Yusuf Dülger
Yusuf Dülger

Vatan Partisi ve Ulusal Kanal (I)

featured

Bazen Vatan Partisi Genel Başkanı Doğu Perinçek ve arkadaşlarının Ulusal Kanal ve Aydınlık gazetesindeki konuşmalarını dinlerim. Dinlediklerimden yanlış veya eksik gördüğüm birkaçı üzerinde duracağım.

Doğu Perinçek diyor ki: “Recep Erdoğan şimdi Amerikancı değil, millî ve Atatürkçü. CHP Atatürkçü değil, Amerikancı, Avrupacı. Ümit Özdağ İsrailci. AKP ve MHP olmadan millî bir hükümet kurulmaz. Erdoğan düşmanlığı kalabalıkların gözünü kör ediyor. Erdoğan düşmanları Atlantik planlarında figüran konumundalar.” Bu sözlerin aynısını Perinçek’in arkadaşları da söylüyorlar.

Recep Erdoğan uyguladığı politikalarla hâlâ Amerikancıdır. Erdoğan; bağımsız, millî ve Atatürkçü bir politika izleyemez. Amerika’nın yörüngesinden çıktığı an siyaseten biteceğini bildiği için susuyor.

Bakın, Erdoğan daha Erbakan’ın partisinde iken Amerika’ya gitti geldi, orada üst düzey politikacılarla görüştü. Sonra, Abdullah Gül gibi kişilerle Erbakan’ın partisinden ayrıldı, AKP’yi kurdu, iktidar oldu.

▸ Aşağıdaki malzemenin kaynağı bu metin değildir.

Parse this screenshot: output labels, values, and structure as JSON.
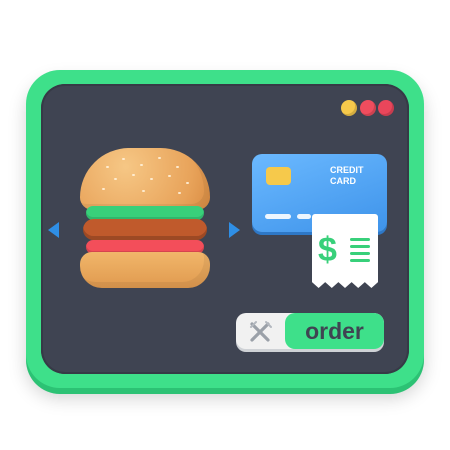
{
  "colors": {
    "frame": "#3ee08a",
    "screen": "#3f4452",
    "accent_blue": "#2f8fe6",
    "card_blue": "#4fa6f5",
    "receipt_green": "#38d07a"
  },
  "window_controls": [
    "minimize-dot",
    "maximize-dot",
    "close-dot"
  ],
  "burger": {
    "icon": "burger-icon"
  },
  "navigation": {
    "prev_icon": "arrow-left-icon",
    "next_icon": "arrow-right-icon"
  },
  "card": {
    "title_line1": "CREDIT",
    "title_line2": "CARD",
    "chip_icon": "card-chip-icon"
  },
  "receipt": {
    "symbol": "$",
    "icon": "receipt-icon"
  },
  "order": {
    "icon": "fork-knife-icon",
    "label": "order"
  }
}
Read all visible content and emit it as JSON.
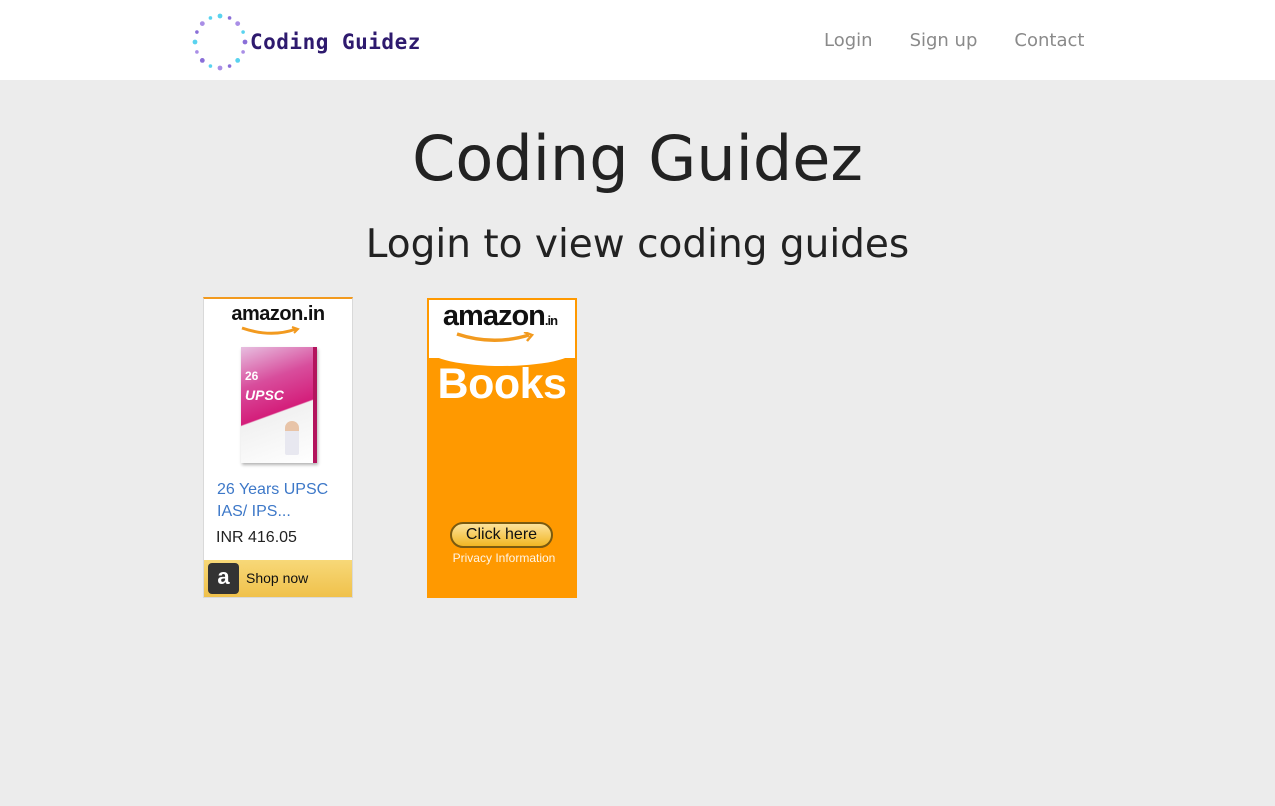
{
  "navbar": {
    "brand_name": "Coding Guidez",
    "links": [
      "Login",
      "Sign up",
      "Contact"
    ]
  },
  "hero": {
    "title": "Coding Guidez",
    "subtitle": "Login to view coding guides"
  },
  "ads": [
    {
      "logo": "amazon.in",
      "book_badge": "26",
      "book_title": "UPSC",
      "product_title": "26 Years UPSC IAS/ IPS...",
      "price": "INR 416.05",
      "cta": "Shop now",
      "cta_icon": "a"
    },
    {
      "logo": "amazon",
      "logo_suffix": ".in",
      "headline": "Books",
      "button": "Click here",
      "privacy": "Privacy Information"
    }
  ],
  "colors": {
    "brand_text": "#2e1a6e",
    "amazon_orange": "#ff9900",
    "link_blue": "#3d78c8",
    "page_bg": "#ececec"
  }
}
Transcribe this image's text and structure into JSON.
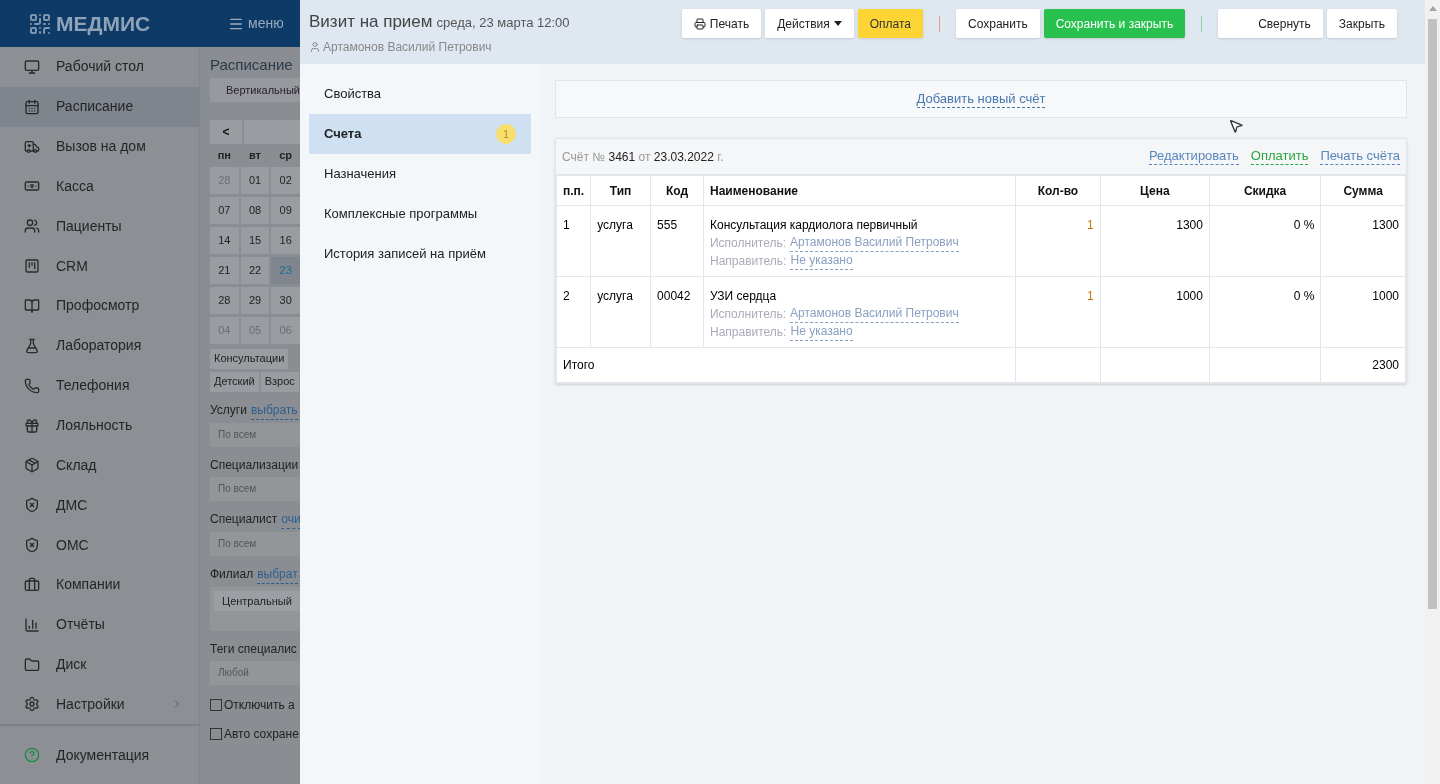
{
  "app": {
    "logo": "МЕДМИС",
    "menu_button": "меню"
  },
  "sidebar": {
    "items": [
      {
        "label": "Рабочий стол",
        "selected": false,
        "has_submenu": false
      },
      {
        "label": "Расписание",
        "selected": true,
        "has_submenu": false
      },
      {
        "label": "Вызов на дом",
        "selected": false,
        "has_submenu": false
      },
      {
        "label": "Касса",
        "selected": false,
        "has_submenu": false
      },
      {
        "label": "Пациенты",
        "selected": false,
        "has_submenu": false
      },
      {
        "label": "CRM",
        "selected": false,
        "has_submenu": false
      },
      {
        "label": "Профосмотр",
        "selected": false,
        "has_submenu": false
      },
      {
        "label": "Лаборатория",
        "selected": false,
        "has_submenu": false
      },
      {
        "label": "Телефония",
        "selected": false,
        "has_submenu": false
      },
      {
        "label": "Лояльность",
        "selected": false,
        "has_submenu": false
      },
      {
        "label": "Склад",
        "selected": false,
        "has_submenu": false
      },
      {
        "label": "ДМС",
        "selected": false,
        "has_submenu": false
      },
      {
        "label": "ОМС",
        "selected": false,
        "has_submenu": false
      },
      {
        "label": "Компании",
        "selected": false,
        "has_submenu": false
      },
      {
        "label": "Отчёты",
        "selected": false,
        "has_submenu": false
      },
      {
        "label": "Диск",
        "selected": false,
        "has_submenu": false
      },
      {
        "label": "Настройки",
        "selected": false,
        "has_submenu": true
      }
    ],
    "footer_item": "Документация"
  },
  "schedule": {
    "title": "Расписание",
    "view_button": "Вертикальный",
    "prev_button": "<",
    "weekdays": [
      "пн",
      "вт",
      "ср"
    ],
    "weeks": [
      [
        {
          "d": "28",
          "other_month": true,
          "today": false
        },
        {
          "d": "01",
          "other_month": false,
          "today": false
        },
        {
          "d": "02",
          "other_month": false,
          "today": false
        }
      ],
      [
        {
          "d": "07",
          "other_month": false,
          "today": false
        },
        {
          "d": "08",
          "other_month": false,
          "today": false
        },
        {
          "d": "09",
          "other_month": false,
          "today": false
        }
      ],
      [
        {
          "d": "14",
          "other_month": false,
          "today": false
        },
        {
          "d": "15",
          "other_month": false,
          "today": false
        },
        {
          "d": "16",
          "other_month": false,
          "today": false
        }
      ],
      [
        {
          "d": "21",
          "other_month": false,
          "today": false
        },
        {
          "d": "22",
          "other_month": false,
          "today": false
        },
        {
          "d": "23",
          "other_month": false,
          "today": true
        }
      ],
      [
        {
          "d": "28",
          "other_month": false,
          "today": false
        },
        {
          "d": "29",
          "other_month": false,
          "today": false
        },
        {
          "d": "30",
          "other_month": false,
          "today": false
        }
      ],
      [
        {
          "d": "04",
          "other_month": true,
          "today": false
        },
        {
          "d": "05",
          "other_month": true,
          "today": false
        },
        {
          "d": "06",
          "other_month": true,
          "today": false
        }
      ]
    ],
    "type_tabs": [
      "Консультации"
    ],
    "age_tabs": [
      "Детский",
      "Взрос"
    ],
    "filters": [
      {
        "label": "Услуги",
        "link": "выбрать",
        "placeholder": "По всем"
      },
      {
        "label": "Специализации",
        "placeholder": "По всем"
      },
      {
        "label": "Специалист",
        "link": "очи",
        "placeholder": "По всем"
      },
      {
        "label": "Филиал",
        "link": "выбрат",
        "value": "Центральный"
      },
      {
        "label": "Теги специалис",
        "placeholder": "Любой"
      }
    ],
    "checkboxes": [
      {
        "label": "Отключить а",
        "checked": false
      },
      {
        "label": "Авто сохране",
        "checked": false
      }
    ]
  },
  "modal": {
    "title": "Визит на прием",
    "datetime": "среда, 23 марта 12:00",
    "patient": "Артамонов Василий Петрович",
    "button_groups": [
      [
        {
          "label": "Печать",
          "kind": "print"
        },
        {
          "label": "Действия",
          "kind": "dropdown"
        },
        {
          "label": "Оплата",
          "kind": "warning"
        }
      ],
      [
        {
          "label": "Сохранить",
          "kind": "default"
        },
        {
          "label": "Сохранить и закрыть",
          "kind": "success"
        }
      ],
      [
        {
          "label": "Свернуть",
          "kind": "wide"
        },
        {
          "label": "Закрыть",
          "kind": "default"
        }
      ]
    ],
    "nav": [
      {
        "label": "Свойства",
        "selected": false
      },
      {
        "label": "Счета",
        "selected": true,
        "badge": "1"
      },
      {
        "label": "Назначения",
        "selected": false
      },
      {
        "label": "Комплексные программы",
        "selected": false
      },
      {
        "label": "История записей на приём",
        "selected": false
      }
    ],
    "add_invoice": "Добавить новый счёт",
    "invoice": {
      "number_prefix": "Счёт №",
      "number": "3461",
      "date_prefix": "от",
      "date": "23.03.2022",
      "date_suffix": "г.",
      "actions": [
        {
          "label": "Редактировать",
          "kind": "link"
        },
        {
          "label": "Оплатить",
          "kind": "pay"
        },
        {
          "label": "Печать счёта",
          "kind": "link"
        }
      ],
      "columns": [
        "п.п.",
        "Тип",
        "Код",
        "Наименование",
        "Кол-во",
        "Цена",
        "Скидка",
        "Сумма"
      ],
      "rows": [
        {
          "n": "1",
          "type": "услуга",
          "code": "555",
          "name": "Консультация кардиолога первичный",
          "performer_label": "Исполнитель:",
          "performer": "Артамонов Василий Петрович",
          "referrer_label": "Направитель:",
          "referrer": "Не указано",
          "qty": "1",
          "price": "1300",
          "discount": "0 %",
          "sum": "1300"
        },
        {
          "n": "2",
          "type": "услуга",
          "code": "00042",
          "name": "УЗИ сердца",
          "performer_label": "Исполнитель:",
          "performer": "Артамонов Василий Петрович",
          "referrer_label": "Направитель:",
          "referrer": "Не указано",
          "qty": "1",
          "price": "1000",
          "discount": "0 %",
          "sum": "1000"
        }
      ],
      "total_label": "Итого",
      "total": "2300"
    }
  }
}
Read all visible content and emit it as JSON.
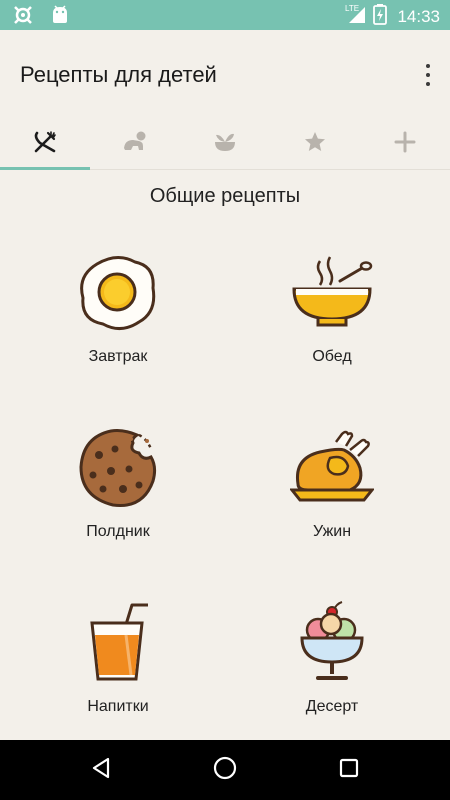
{
  "status_bar": {
    "time": "14:33",
    "network": "LTE"
  },
  "app_bar": {
    "title": "Рецепты для детей"
  },
  "tabs": [
    {
      "icon": "fork-knife-icon",
      "selected": true
    },
    {
      "icon": "baby-crawl-icon",
      "selected": false
    },
    {
      "icon": "sprout-bowl-icon",
      "selected": false
    },
    {
      "icon": "star-icon",
      "selected": false
    },
    {
      "icon": "plus-icon",
      "selected": false
    }
  ],
  "section_title": "Общие рецепты",
  "categories": [
    {
      "label": "Завтрак",
      "icon": "fried-egg-icon"
    },
    {
      "label": "Обед",
      "icon": "soup-bowl-icon"
    },
    {
      "label": "Полдник",
      "icon": "cookie-icon"
    },
    {
      "label": "Ужин",
      "icon": "roast-chicken-icon"
    },
    {
      "label": "Напитки",
      "icon": "juice-glass-icon"
    },
    {
      "label": "Десерт",
      "icon": "ice-cream-icon"
    }
  ],
  "colors": {
    "accent": "#77c2b1",
    "background": "#f3f0ea",
    "icon_stroke": "#4a2e1c"
  }
}
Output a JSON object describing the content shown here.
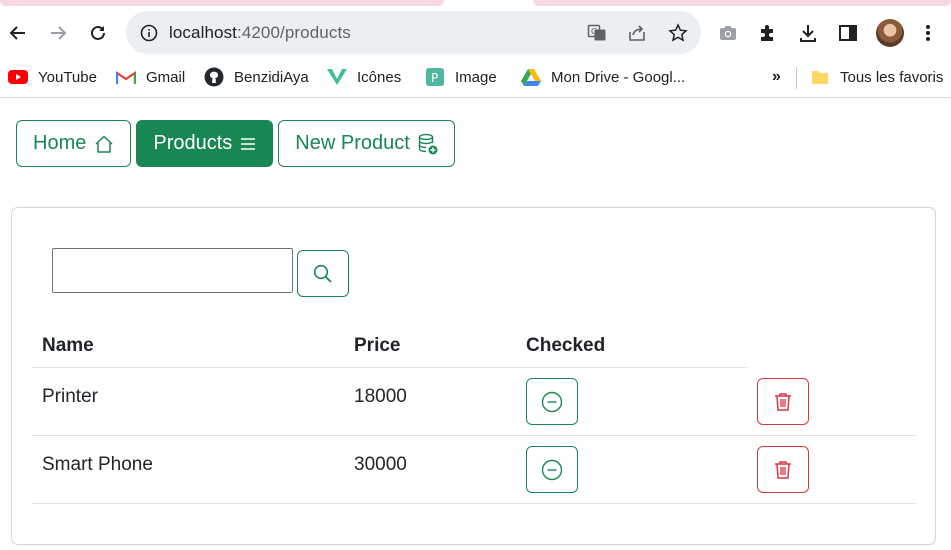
{
  "browser": {
    "url_host": "localhost",
    "url_path": ":4200/products",
    "bookmarks": [
      {
        "label": "YouTube",
        "icon": "youtube-icon"
      },
      {
        "label": "Gmail",
        "icon": "gmail-icon"
      },
      {
        "label": "BenzidiAya",
        "icon": "github-icon"
      },
      {
        "label": "Icônes",
        "icon": "icones-icon"
      },
      {
        "label": "Image",
        "icon": "image-icon"
      },
      {
        "label": "Mon Drive - Googl...",
        "icon": "google-drive-icon"
      }
    ],
    "more_bookmarks": "»",
    "all_bookmarks": "Tous les favoris"
  },
  "nav": {
    "home": "Home",
    "products": "Products",
    "new_product": "New Product"
  },
  "search": {
    "placeholder": "",
    "value": ""
  },
  "table": {
    "headers": [
      "Name",
      "Price",
      "Checked"
    ],
    "rows": [
      {
        "name": "Printer",
        "price": "18000",
        "checked": false
      },
      {
        "name": "Smart Phone",
        "price": "30000",
        "checked": false
      }
    ]
  },
  "colors": {
    "primary": "#198754",
    "danger": "#dc3545",
    "tab_accent": "#f6d7e3"
  }
}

Amerika’nın bir BOP (Büyük Ortadoğu Projesi) projesi var. Bu projeye göre Türkiye dahil, 24 İslam ülkesinin harita ve rejimleri değiştirilecek. Erdoğan bu kapsamda 16.2. 2004’te: “Şu anda Amerika’nın da Büyük Ortadoğu Projesi var ya, Genişletilmiş Ortadoğu, yani bu proje içerisinde Diyarbakır bir merkez, bir yıldız olabilir” dedi. 8 Haziran 2005 günü: “Geniş Büyük Ortadoğu Projesi’nde bir görev üstlendik ve bu görevle bize eşbaşkanlık verildi.” İtirafında bulundu. 4.3.2006 günü: “Biz Büyük Ortadoğu Projesi’nin eşbaşkanlarından biriyiz, bu görevi yapıyoruz” dedi.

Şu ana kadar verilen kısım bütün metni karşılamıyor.